In contrast, based on the webhookId for which the request is made, the replay service determines the specific partition to read from, and raises a new Kafka consumer for that partition. The number of partitions in a topic does not change, since key hashing and event distribution depend on it.

To minimize the storage space, the information is compressed using the algorithm snappy, since it is known that most of the information in the described task is processed on the consumer side. Plus, snappy gives in faster decompressionthan other compression algorithms supported by Kafka: gzip and lz4…

Inquiries and processing

In a system designed this way, the API sends replay requests. As part of the payload of each validated request comes a webhookId and a range of data for which events should be played. These queries are stored in MySQL for a long time and are queued until they are picked up by the replay service. The data range specified in the request is used to determine the offset at which to start reading from disk.
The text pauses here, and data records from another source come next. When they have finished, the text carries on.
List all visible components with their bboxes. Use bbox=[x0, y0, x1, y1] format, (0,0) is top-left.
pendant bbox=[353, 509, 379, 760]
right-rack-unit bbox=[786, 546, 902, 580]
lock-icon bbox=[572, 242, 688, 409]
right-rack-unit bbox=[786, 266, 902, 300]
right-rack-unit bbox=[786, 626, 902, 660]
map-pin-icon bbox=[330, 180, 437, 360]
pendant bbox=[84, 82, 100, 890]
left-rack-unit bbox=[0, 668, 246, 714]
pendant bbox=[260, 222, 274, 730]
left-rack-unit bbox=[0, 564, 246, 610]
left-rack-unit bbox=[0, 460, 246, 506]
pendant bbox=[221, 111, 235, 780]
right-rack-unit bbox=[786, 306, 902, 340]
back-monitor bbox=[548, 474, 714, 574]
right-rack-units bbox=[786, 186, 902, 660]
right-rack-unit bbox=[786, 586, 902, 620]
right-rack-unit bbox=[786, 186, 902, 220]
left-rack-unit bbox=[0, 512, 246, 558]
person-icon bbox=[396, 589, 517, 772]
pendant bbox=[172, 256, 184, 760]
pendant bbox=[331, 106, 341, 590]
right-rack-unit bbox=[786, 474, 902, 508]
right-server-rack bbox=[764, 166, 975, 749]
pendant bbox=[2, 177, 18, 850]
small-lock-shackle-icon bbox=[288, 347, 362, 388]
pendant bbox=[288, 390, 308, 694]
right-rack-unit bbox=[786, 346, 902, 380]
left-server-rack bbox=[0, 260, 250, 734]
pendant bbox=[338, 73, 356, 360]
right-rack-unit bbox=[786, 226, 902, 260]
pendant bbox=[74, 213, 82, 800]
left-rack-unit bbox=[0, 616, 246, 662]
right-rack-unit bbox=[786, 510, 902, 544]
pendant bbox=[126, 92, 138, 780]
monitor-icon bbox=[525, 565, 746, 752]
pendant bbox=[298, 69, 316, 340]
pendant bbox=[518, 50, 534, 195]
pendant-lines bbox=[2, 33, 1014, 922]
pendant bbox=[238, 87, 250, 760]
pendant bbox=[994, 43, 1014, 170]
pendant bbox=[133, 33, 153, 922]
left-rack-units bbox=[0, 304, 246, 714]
Function offsetForTimes object Consumer used to get offsets.

Figure: 2: Playback system. It receives the request and sends it to the configuration service (data access layer) for further long-term storage in the database.

Replay service instances handle each replay request. The instances are coordinated with each other using MySQL to process the next replay record stored in the database. Each replay worker process polls MySQL periodically to see if there is a job to process. The request goes from state to state. A request that has not been picked up for processing is in the OPEN state. The request that has just been dequeued is in the STARTED state. The request currently being processed is in the ONGOING state. A request that has undergone all transitions is in the COMPLETED state. The replay workflow only picks up requests that have not yet started processing (that is, those in the OPEN state).

Periodically, after the worker process has removed the request from the queue for processing, it is tapped into the MySQL table, leaving timestamps and thereby demonstrating that the replay job is still being processed. In cases where the reproducing workflow instance dies before it finishes processing the request, these jobs are restarted. Consequently, the reproducing processes dequeue not only requests in the OPEN state, but also pick up those requests that were transferred to the STARTED or ONGOING state, but did not receive any feedback in the database after a specified number of minutes.

Figure: 3: Data delivery layer: the replay service polls MySQL for a new request processing job, consumes the request from the Kafka topic, and delivers events through the Webhook service.

Eventually, events from the topic are deduplicated in the process of being read, and then published to the URL of a specific user’s webhook. Deduplication is performed by maintaining a cache of read events, which are then hashed. If an event with a hash that is identical to which is already in the hash comes across, then it will not be delivered.
In general, this use of Kafka is not traditional. But within the framework of the described system, Kafka successfully works as a data store and participates in the work of the API, which contributes both to the usability and ease of access to data when recovering events. The strengths of the system for real-time operation came in handy in the framework of such a solution. In addition, the rate of data recovery in such a system fully meets the expectations of the developers.